On 09.10.25 22:09, Raphael Norwitz wrote:
A few suggestions here. Overall, it looks sane to me.
First my applogizes, I should have said it earlier: I'm preparing a v2, and starting from this patch it's significantly reworked (the previous big part of refactoring (01-23,25) is still relevant) I have a parallel series for similar migration of virtio-net/tap (TAP device fds are migrated through UNIX socket), and there were a lot of discussions, and the ideas applies to vhost-user-blk series as well. The main change of v2 is significantly simplified interface: the whole feature is enabled/disable by one migration parameter, no need for per-device options. But this requires additional changes in code, as we have to postpone backend (chardev opening and initial communication to vhost-server) until the point in time when we know, are we going to get the fds from migration channel or not. Next, migration part was revorked into VMSD structures instead of .save() / .load() handlers. Now, my work is to look at the comments and understand, how much they apply to upcoming v2.

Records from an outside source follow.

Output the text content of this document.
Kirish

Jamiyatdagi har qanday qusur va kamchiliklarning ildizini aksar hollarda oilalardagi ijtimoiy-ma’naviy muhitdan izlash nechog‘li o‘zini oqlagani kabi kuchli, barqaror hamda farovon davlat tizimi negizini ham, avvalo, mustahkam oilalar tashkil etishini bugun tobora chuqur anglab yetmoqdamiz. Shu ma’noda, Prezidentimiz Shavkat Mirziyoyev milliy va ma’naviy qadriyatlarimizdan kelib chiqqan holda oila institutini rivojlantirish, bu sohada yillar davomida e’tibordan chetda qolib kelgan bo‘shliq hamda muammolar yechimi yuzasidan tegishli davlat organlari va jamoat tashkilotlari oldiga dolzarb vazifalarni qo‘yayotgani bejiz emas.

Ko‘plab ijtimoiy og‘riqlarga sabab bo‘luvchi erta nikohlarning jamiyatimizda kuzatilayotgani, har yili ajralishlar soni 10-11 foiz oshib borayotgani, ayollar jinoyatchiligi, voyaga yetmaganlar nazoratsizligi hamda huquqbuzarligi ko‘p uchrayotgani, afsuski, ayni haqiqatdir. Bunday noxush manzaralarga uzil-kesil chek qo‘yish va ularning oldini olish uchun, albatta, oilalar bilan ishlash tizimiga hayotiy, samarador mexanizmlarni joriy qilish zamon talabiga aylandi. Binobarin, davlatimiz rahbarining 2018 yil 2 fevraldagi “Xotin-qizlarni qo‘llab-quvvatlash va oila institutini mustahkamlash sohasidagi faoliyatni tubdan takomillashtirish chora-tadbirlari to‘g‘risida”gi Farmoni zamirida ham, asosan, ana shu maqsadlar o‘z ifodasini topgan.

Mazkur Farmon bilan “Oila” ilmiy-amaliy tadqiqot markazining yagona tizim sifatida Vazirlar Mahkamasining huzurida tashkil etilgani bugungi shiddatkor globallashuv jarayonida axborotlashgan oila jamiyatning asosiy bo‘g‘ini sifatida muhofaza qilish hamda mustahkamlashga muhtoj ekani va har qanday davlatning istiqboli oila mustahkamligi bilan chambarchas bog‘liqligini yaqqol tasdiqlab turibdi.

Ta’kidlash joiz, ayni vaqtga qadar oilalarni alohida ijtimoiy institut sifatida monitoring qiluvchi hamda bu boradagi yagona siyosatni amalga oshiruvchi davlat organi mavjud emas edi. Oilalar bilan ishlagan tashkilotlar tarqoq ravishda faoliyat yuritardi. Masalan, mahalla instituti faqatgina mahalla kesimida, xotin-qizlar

On Wed, Aug 13, 2025 at 12:56 PM Vladimir Sementsov-Ogievskiy <[email protected]> wrote:
[..]
@@ -1624,21 +1652,30 @@ int vhost_dev_init(struct vhost_dev *hdev, void *opaque, r = vhost_set_backend_type(hdev, backend_type); assert(r >= 0); - r = hdev->vhost_ops->vhost_backend_init(hdev, opaque, errp); - if (r < 0) { - goto fail; + if (hdev->migrating_backend) { + /* backend must support detached state */Probably better to error_report() or something other than a raw assert?
Assert is better, as this is not possible. Still, no such handlers in v2.
+ assert(hdev->vhost_ops->vhost_save_backend); + assert(hdev->vhost_ops->vhost_load_backend); + hdev->_features_wait_incoming = true; } - r = hdev->vhost_ops->vhost_set_owner(hdev); + r = hdev->vhost_ops->vhost_backend_init(hdev, opaque, errp); if (r < 0) { - error_setg_errno(errp, -r, "vhost_set_owner failed");
[..]
@@ -1920,6 +1960,12 @@ uint64_t vhost_get_features(struct vhost_dev *hdev, const int *feature_bits, uint64_t features) { const int *bit = feature_bits; +Should this be if (hdev->_features_wait_incoming && hdev->migrating_backend) { to not impact existing flows?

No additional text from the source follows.